In this auspicious literary crime debut from New York Times bestselling author of The Tourist, an inexperienced homicide detective struggles amid the lawlessness of a post-WWII Eastern European city.
It's August, 1948, three years after the Russians liberated this small nation from German Occupation. But the Red Army still patrols the capital's rubble-strewn streets, and the ideals of the Revolution are but memories. Twenty-two-year-old Detective Emil Brod, an eager young man who spent the war working on a fishing boat in Finland, finally gets his chance to serve his country, investigating murder for the People's Militia.
The victim in Emil's first case is a state songwriter, but the evidence seems to point toward a political motive. He would like to investigate further, but even in his naivete, he realizes that the police academy never prepared him for this peculiar post-war environment, in which his colleagues are suspicious or silent, where lawlessness and corruption are the rules of the city, and in which he's still expected to investigate a murder. He is truly on his own in this new, dangerous world.
The Bridge of Sighs launches a unique series of crime novels featuring a dynamic cast of characters in an ever-evolving landscape, the politically volatile terrain of Eastern Europe in the second half of the 20th century.
The Bridge of Sighs is a 2004 Edgar Award Nominee for Best First Novel.

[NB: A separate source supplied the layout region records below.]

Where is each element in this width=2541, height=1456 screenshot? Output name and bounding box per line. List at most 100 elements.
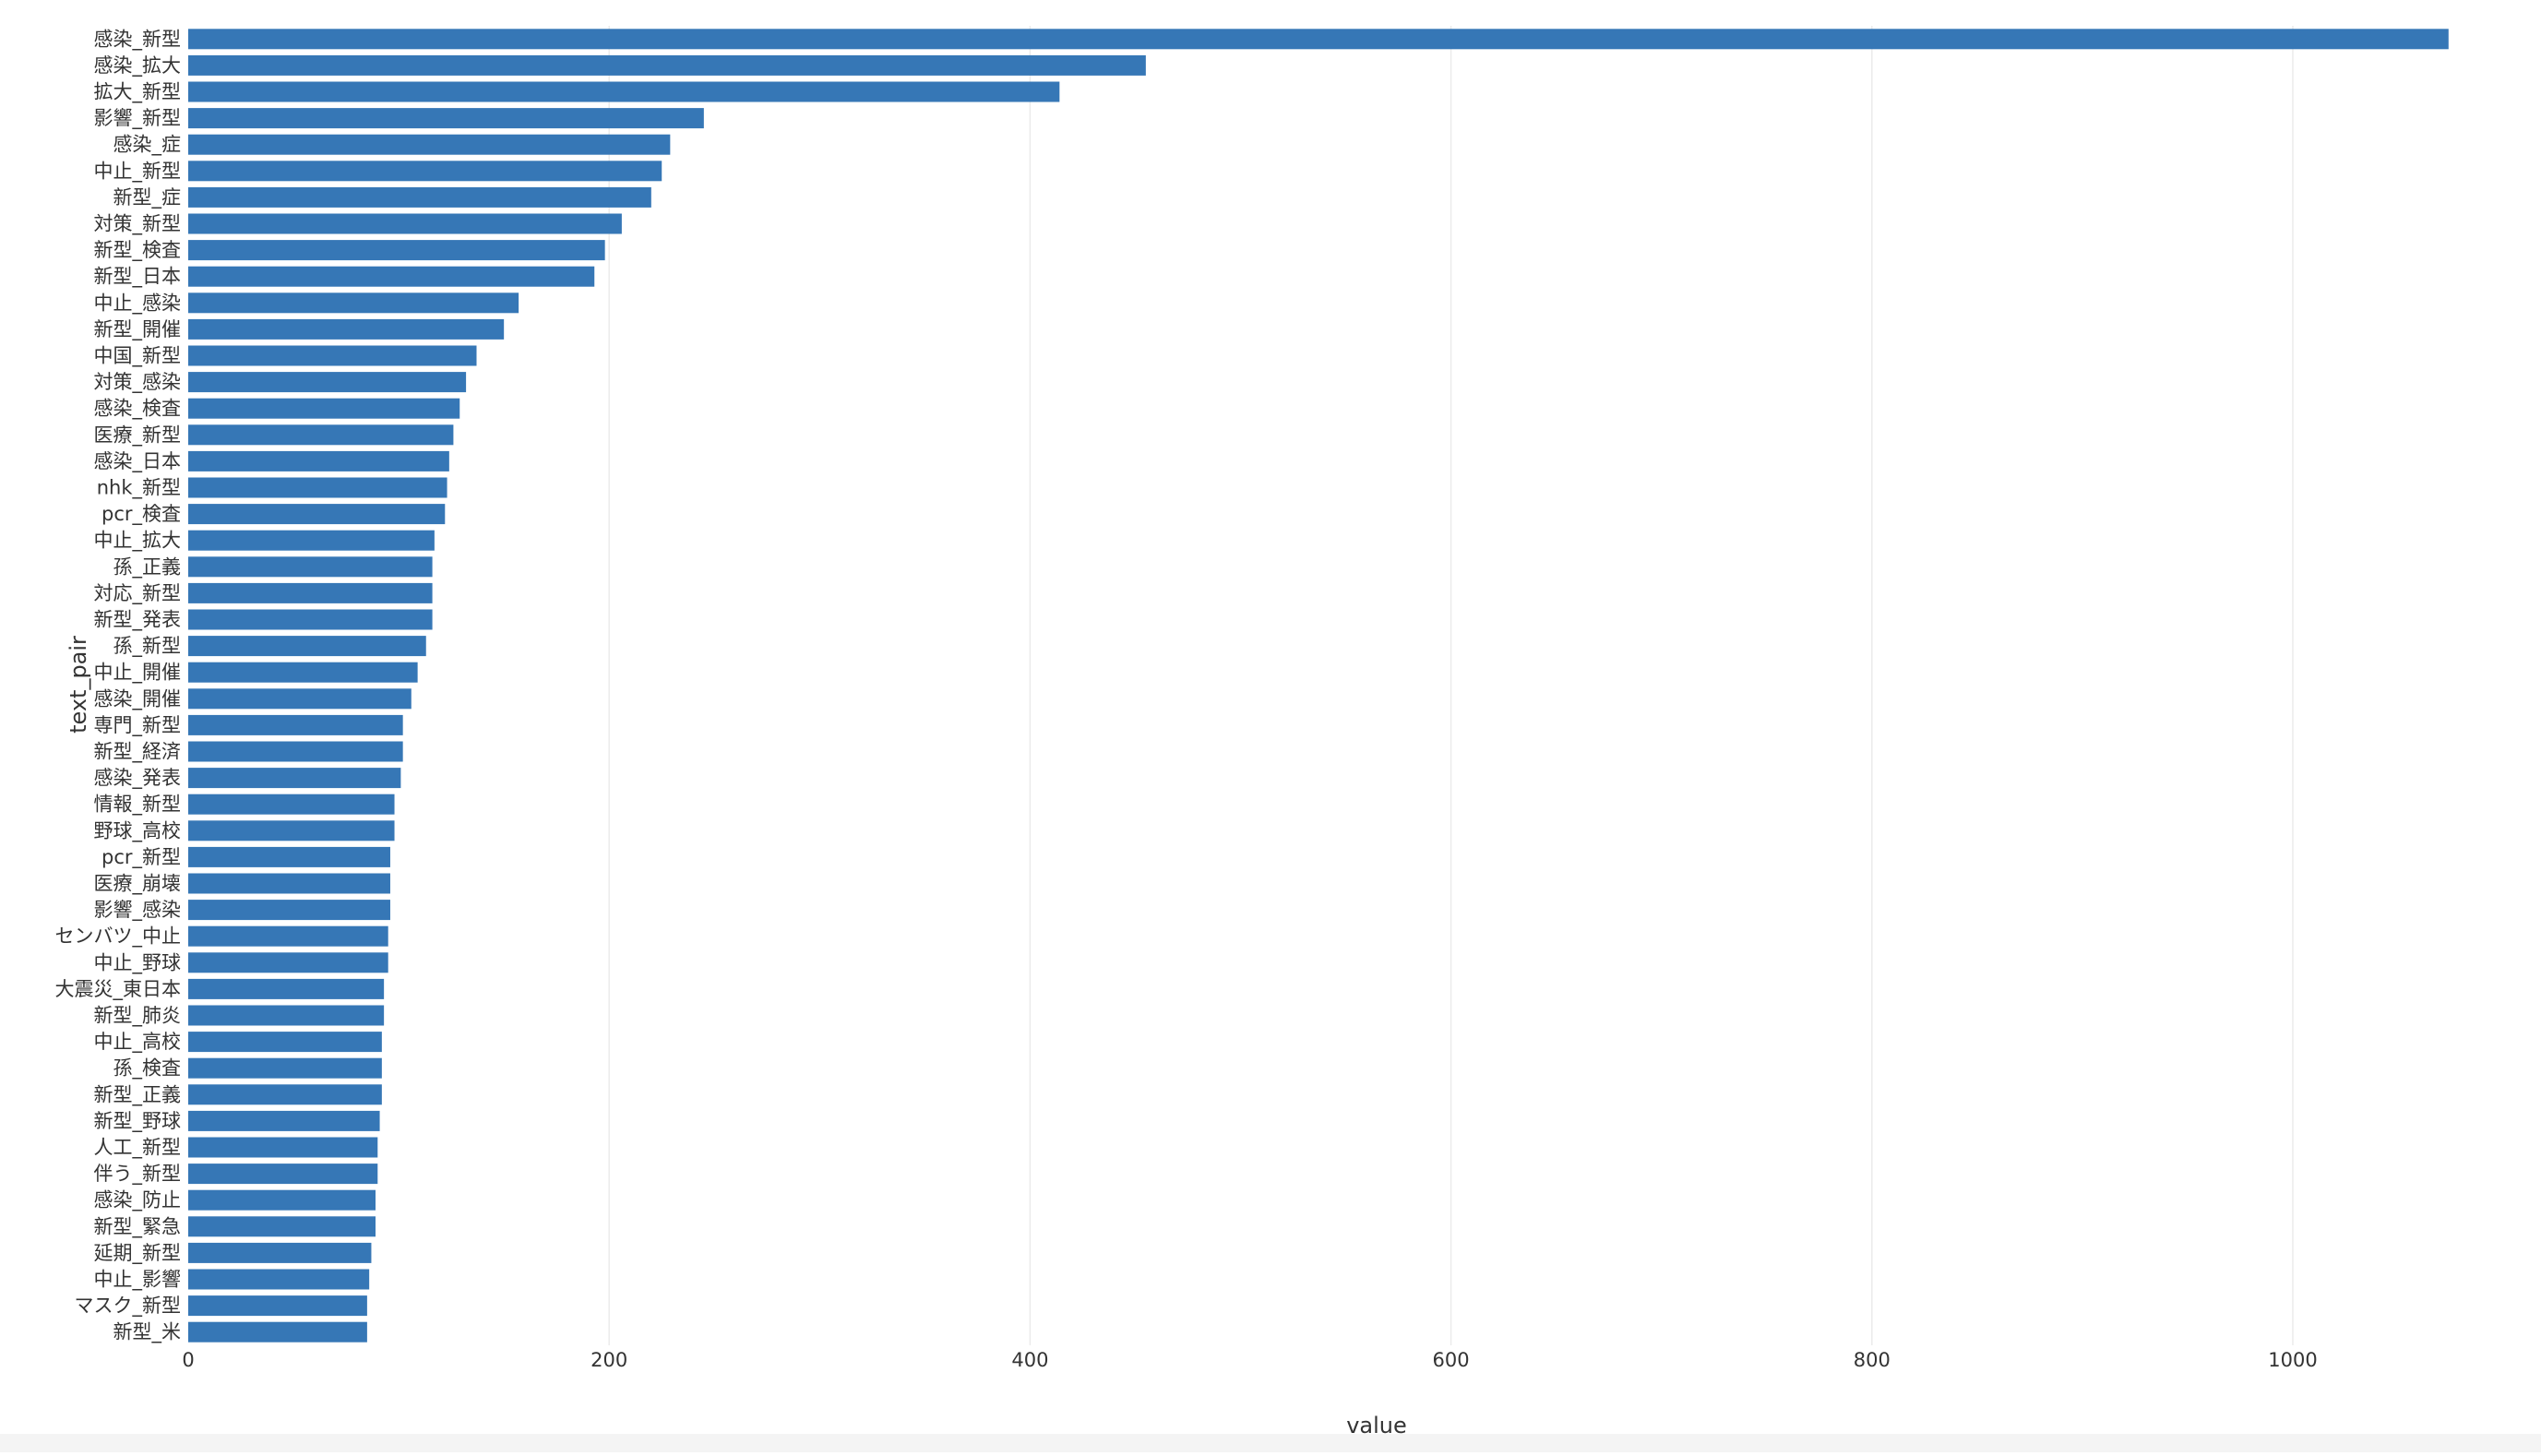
bar: [188, 556, 433, 578]
y-tick-label: 新型_症: [113, 186, 182, 209]
bar: [188, 450, 449, 471]
bar: [188, 1110, 380, 1131]
y-tick-label: 中止_拡大: [94, 530, 182, 553]
bar: [188, 1295, 367, 1317]
y-tick-label: 中止_高校: [94, 1031, 182, 1054]
bar: [188, 1005, 385, 1026]
y-tick-label: マスク_新型: [75, 1295, 182, 1318]
y-tick-label: 新型_緊急: [94, 1215, 182, 1238]
bar: [188, 266, 595, 287]
x-tick-label: 0: [182, 1349, 194, 1371]
bar: [188, 477, 447, 498]
y-tick-label: 新型_経済: [94, 741, 182, 764]
y-tick-label: 影響_新型: [94, 107, 182, 130]
bar: [188, 900, 390, 921]
bar: [188, 1189, 376, 1211]
bar: [188, 213, 622, 234]
y-tick-label: 中止_影響: [94, 1269, 182, 1292]
bar: [188, 108, 704, 129]
y-tick-label: pcr_検査: [101, 503, 181, 526]
bar: [188, 794, 395, 815]
y-tick-label: 中止_開催: [94, 662, 182, 685]
bar: [188, 1216, 376, 1237]
bar: [188, 820, 395, 841]
y-tick-label: 感染_拡大: [94, 54, 182, 78]
bar: [188, 186, 651, 208]
y-tick-label: 中止_新型: [94, 160, 182, 183]
x-tick-label: 400: [1011, 1349, 1048, 1371]
bar: [188, 530, 435, 551]
y-tick-label: 野球_高校: [94, 819, 182, 842]
bar: [188, 741, 403, 762]
y-tick-label: 対策_新型: [94, 213, 182, 236]
y-tick-label: 新型_野球: [94, 1110, 182, 1133]
x-tick-labels: 0 200 400 600 800 1000: [182, 1349, 2317, 1371]
y-tick-label: 人工_新型: [94, 1137, 182, 1160]
x-tick-label: 200: [591, 1349, 627, 1371]
bar: [188, 29, 2449, 50]
y-tick-label: 対応_新型: [94, 582, 182, 605]
y-tick-label: 新型_日本: [94, 266, 182, 289]
y-tick-label: 専門_新型: [94, 714, 182, 737]
y-tick-label: 感染_新型: [94, 28, 182, 51]
bar: [188, 1057, 382, 1079]
y-tick-label: 新型_肺炎: [94, 1005, 182, 1028]
bar: [188, 714, 403, 735]
y-tick-label: 孫_正義: [113, 555, 182, 579]
y-tick-label: 感染_日本: [94, 450, 182, 473]
y-tick-label: 対策_感染: [94, 371, 182, 394]
y-tick-label: 感染_開催: [94, 687, 182, 710]
x-tick-label: 600: [1433, 1349, 1470, 1371]
y-tick-label: 中国_新型: [94, 345, 182, 368]
y-tick-label: 感染_症: [113, 134, 182, 157]
bar: [188, 952, 388, 973]
y-tick-label: 新型_開催: [94, 318, 182, 341]
bar: [188, 1321, 367, 1343]
y-tick-labels: 感染_新型感染_拡大拡大_新型影響_新型感染_症中止_新型新型_症対策_新型新型…: [55, 28, 182, 1343]
bar: [188, 292, 519, 314]
x-tick-label: 800: [1854, 1349, 1891, 1371]
bar: [188, 81, 1060, 102]
bar: [188, 345, 477, 366]
bar: [188, 662, 418, 683]
bar: [188, 768, 401, 789]
y-tick-label: nhk_新型: [97, 477, 181, 500]
bar: [188, 1032, 382, 1053]
y-tick-label: 新型_検査: [94, 239, 182, 262]
y-tick-label: センバツ_中止: [55, 925, 182, 949]
y-tick-label: 感染_発表: [94, 767, 182, 790]
x-tick-label: 1000: [2268, 1349, 2317, 1371]
bar: [188, 1084, 382, 1105]
bar: [188, 609, 433, 630]
bar: [188, 318, 505, 340]
y-tick-label: 影響_感染: [94, 899, 182, 922]
bar: [188, 688, 412, 710]
y-tick-label: pcr_新型: [101, 846, 181, 869]
bar: [188, 504, 446, 525]
bar: [188, 1269, 370, 1290]
y-tick-label: 感染_防止: [94, 1189, 182, 1212]
y-tick-label: 大震災_東日本: [55, 978, 182, 1001]
grid-lines: [608, 26, 2294, 1345]
bar: [188, 925, 388, 947]
y-tick-label: 孫_検査: [113, 1057, 182, 1080]
y-tick-label: 中止_野球: [94, 951, 182, 974]
bar: [188, 978, 385, 999]
y-tick-label: 孫_新型: [113, 635, 182, 658]
bar: [188, 582, 433, 603]
bars: [188, 29, 2449, 1343]
bar: [188, 846, 390, 867]
y-tick-label: 医療_新型: [94, 424, 182, 447]
bar: [188, 398, 460, 419]
bottom-scroll-strip: [0, 1434, 2541, 1452]
bar: [188, 1242, 372, 1263]
y-tick-label: 新型_正義: [94, 1083, 182, 1106]
y-tick-label: 中止_感染: [94, 292, 182, 315]
y-tick-label: 伴う_新型: [94, 1163, 182, 1186]
y-tick-label: 延期_新型: [94, 1242, 182, 1265]
bar: [188, 424, 454, 446]
bar: [188, 54, 1146, 76]
y-tick-label: 医療_崩壊: [94, 873, 182, 896]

Olen Steinhauer is the New York Times bestselling author of the Milo Weaver novels, including The Tourist and An American Spy. He is also a Dashiell Hammett Award winner, a two-time Edgar Award finalist, and has been nominated for the Anthony, Ian Fleming Steel Dagger, Ellis Peters Historical Dagger, Macavity, and Barry awards. He is also the creator of the Epix TV series Berlin Station. He was raised in Virginia, and now divides his time between New York and Budapest.